5.1

5

Ночь. День третий

Первые несколько кварталов они шли в тишине. Каждый размышлял о чем-то своем, и угадать, что это были за мысли — сложно. Сегель чувствовал, что его душа рвется на куски от осознания и сожалений. Может, ему стоило сразу отреагировать на письмо. Не тянуть время, не строить иллюзий по поводу подлинности писем. Это же с самого начала было глупо! Он прекрасно знал, что о его родине никто не в курсе. Все его истории брали совершенно другое начало, другой регион. Смена имени, смена личности, высокая плата за новые документы — всё это, чтобы от Сэмюеля Ривгольда не осталось ни следа за пределами Гротенберга. Быть может, если бы он сразу бросился за ней, успел бы?

Эти размышления рвали его душу на куски.

Только вот было что-то еще.

Песня. Он снова слышал ее тихий шелест на грани сознания. Словно незримый дудочник снова достал свой инструмент, и это была его увертюра для ночи. Может, она предназначается не только для него?

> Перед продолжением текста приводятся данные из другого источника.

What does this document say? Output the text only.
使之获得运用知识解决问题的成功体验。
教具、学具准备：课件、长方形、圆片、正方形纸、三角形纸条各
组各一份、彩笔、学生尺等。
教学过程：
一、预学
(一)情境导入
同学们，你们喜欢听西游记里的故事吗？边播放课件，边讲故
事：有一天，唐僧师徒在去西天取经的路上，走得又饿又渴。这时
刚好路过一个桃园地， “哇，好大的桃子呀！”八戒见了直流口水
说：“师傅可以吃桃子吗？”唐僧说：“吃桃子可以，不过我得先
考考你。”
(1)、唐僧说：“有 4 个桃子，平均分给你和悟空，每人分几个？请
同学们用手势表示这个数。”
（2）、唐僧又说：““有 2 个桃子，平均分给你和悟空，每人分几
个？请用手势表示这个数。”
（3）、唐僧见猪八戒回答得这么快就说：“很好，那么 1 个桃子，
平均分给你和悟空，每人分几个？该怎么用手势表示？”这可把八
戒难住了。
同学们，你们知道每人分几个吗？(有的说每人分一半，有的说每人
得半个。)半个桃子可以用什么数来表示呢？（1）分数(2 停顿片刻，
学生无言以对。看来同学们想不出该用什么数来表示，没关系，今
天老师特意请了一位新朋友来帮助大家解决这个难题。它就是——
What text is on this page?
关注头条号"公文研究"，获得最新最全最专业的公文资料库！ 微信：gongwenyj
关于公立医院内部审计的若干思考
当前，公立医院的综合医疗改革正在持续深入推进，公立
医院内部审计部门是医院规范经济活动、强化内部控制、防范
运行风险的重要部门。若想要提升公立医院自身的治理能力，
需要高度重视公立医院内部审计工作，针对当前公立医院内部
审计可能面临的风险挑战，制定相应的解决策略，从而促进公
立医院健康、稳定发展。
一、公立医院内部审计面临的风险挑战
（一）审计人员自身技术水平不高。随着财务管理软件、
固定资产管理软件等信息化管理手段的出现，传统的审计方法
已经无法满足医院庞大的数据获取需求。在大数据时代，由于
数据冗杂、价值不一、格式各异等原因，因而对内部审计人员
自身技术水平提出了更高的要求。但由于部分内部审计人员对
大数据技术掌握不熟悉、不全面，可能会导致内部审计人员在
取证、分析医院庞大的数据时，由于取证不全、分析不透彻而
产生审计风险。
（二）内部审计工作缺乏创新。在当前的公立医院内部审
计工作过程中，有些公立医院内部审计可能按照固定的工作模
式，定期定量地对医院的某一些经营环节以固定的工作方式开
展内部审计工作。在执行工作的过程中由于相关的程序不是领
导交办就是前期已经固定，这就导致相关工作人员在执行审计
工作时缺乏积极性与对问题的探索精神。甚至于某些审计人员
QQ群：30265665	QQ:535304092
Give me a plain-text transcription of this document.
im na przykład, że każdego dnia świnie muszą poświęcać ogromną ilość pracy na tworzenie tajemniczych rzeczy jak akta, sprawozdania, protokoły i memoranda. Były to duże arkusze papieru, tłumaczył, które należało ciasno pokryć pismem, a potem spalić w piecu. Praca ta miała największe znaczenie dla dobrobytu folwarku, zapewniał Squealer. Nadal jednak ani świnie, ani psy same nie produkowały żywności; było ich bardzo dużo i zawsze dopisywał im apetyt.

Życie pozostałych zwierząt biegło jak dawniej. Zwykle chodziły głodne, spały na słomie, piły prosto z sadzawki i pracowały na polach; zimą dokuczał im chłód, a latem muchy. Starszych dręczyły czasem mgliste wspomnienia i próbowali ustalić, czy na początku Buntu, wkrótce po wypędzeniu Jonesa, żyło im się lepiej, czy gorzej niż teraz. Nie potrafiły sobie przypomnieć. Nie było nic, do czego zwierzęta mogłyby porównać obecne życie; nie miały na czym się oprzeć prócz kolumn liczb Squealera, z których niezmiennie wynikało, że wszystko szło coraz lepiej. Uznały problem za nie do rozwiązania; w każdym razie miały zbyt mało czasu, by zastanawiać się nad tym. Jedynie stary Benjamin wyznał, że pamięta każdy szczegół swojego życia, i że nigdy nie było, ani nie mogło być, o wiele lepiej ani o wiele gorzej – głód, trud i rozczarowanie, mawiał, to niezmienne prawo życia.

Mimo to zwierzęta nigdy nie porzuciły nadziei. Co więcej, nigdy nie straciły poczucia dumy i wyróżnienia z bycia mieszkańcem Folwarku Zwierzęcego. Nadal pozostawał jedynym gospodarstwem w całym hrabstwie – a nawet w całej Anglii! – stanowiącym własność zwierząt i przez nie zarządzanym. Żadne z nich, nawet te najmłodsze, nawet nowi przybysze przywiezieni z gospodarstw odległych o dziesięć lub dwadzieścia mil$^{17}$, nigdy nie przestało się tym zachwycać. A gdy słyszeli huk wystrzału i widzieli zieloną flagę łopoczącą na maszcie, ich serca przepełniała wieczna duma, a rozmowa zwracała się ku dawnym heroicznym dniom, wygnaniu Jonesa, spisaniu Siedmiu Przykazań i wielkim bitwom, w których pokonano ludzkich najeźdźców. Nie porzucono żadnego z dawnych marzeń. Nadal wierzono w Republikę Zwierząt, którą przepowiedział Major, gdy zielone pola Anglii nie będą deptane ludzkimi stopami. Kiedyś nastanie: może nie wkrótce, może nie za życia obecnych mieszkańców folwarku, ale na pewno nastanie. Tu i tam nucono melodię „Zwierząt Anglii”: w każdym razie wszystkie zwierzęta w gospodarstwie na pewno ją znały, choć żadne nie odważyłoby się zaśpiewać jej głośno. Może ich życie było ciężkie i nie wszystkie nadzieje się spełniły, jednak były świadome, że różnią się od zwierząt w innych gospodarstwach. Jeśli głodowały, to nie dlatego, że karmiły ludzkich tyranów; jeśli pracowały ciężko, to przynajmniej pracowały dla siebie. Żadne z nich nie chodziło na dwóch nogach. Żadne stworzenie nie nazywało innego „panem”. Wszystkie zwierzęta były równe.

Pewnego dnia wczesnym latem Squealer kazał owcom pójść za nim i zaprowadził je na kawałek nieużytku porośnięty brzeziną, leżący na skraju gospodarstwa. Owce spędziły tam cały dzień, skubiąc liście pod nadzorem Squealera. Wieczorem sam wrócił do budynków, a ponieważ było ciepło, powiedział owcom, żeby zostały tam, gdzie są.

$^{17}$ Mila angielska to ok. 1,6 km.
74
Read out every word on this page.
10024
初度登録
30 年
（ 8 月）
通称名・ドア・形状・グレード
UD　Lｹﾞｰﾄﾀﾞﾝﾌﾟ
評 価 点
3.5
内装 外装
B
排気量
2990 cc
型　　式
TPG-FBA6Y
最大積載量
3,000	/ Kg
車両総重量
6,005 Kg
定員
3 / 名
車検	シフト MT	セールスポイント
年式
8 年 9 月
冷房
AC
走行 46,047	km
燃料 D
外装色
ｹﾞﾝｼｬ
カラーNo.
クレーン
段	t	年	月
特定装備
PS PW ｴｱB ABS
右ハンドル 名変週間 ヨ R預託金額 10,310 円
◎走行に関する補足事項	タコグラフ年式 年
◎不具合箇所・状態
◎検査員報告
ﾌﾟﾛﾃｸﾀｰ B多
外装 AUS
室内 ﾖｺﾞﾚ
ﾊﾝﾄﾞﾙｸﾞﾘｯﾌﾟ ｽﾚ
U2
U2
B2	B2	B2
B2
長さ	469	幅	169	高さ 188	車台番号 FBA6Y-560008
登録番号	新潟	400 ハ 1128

Еще он чувствовал нарастающее чувство, подкатывающее к горлу. Тошно было. Тошно от собственного бессилия, тошно от какого-то присутствия. Голова наполнялась белым шумом, смешивая мелодию в кашу, и начинала болеть. Что-то внутри шептало, что смерть тоже неплохой вариант выхода из ситуации. Что можно оставить все эти проблемы кому-нибудь другому, и сбежать просто из города. Это тоже вариант. Столько выходов, но он тянется за какой-то мнимой надеждой на хороший финал.

В реальности редко когда есть место счастливым финалам, правда?

Едва ли божку есть дело до того, что он перережет себе глотку, верно?

— Ты совсем помрачнел. — Бросил Асари, уже несколько минут косясь на напарника, который шел все медленнее и медленнее. Он был бледен как мел, а круги под глазами делали его угловатое лицо чем-то схожим со змеей.

Сегель прислонился плечом к стене и потер виски. Он чувствовал это странное присутствие. Оно, то подкрадывалось ближе, то сковывало сердце железной хваткой, то отпускало.

— Сегель? — Голос Асари стал настороженным. Тьма вокруг показалась вязкой и неприятной. Словно стоять в тенях, и прислушиваться к музыке было противоестественно. Неправильно. Его душа об этом орала, а сознание… его тянуло во тьму, вниз. Упасть в ее объятия. Раствориться. Оставить этот прокажённый город догнивать, и влиться в то, во что он превратится. Просто усталость навалилась. Смертельная усталость.

В этот миг его повело, и только жесткая хватка напарника не позволила ему безвольно шмякнуться на холодный камень.

— Так, хорош убиваться. — Жестко заметил парень. Хватка стала прямо таки железной. — Думаю, у Нерла найдется способ помочь ей.

Он не понимал. Он ничего не чувствовал. Сегель поднял на него взгляд, оглянулся на тени. Живые, тянущиеся к ним, сходящиеся к ногам, ласкающие пятки, словно незримый кот кружил у ног. Асари проследил за его взглядом, и движение прекратилось.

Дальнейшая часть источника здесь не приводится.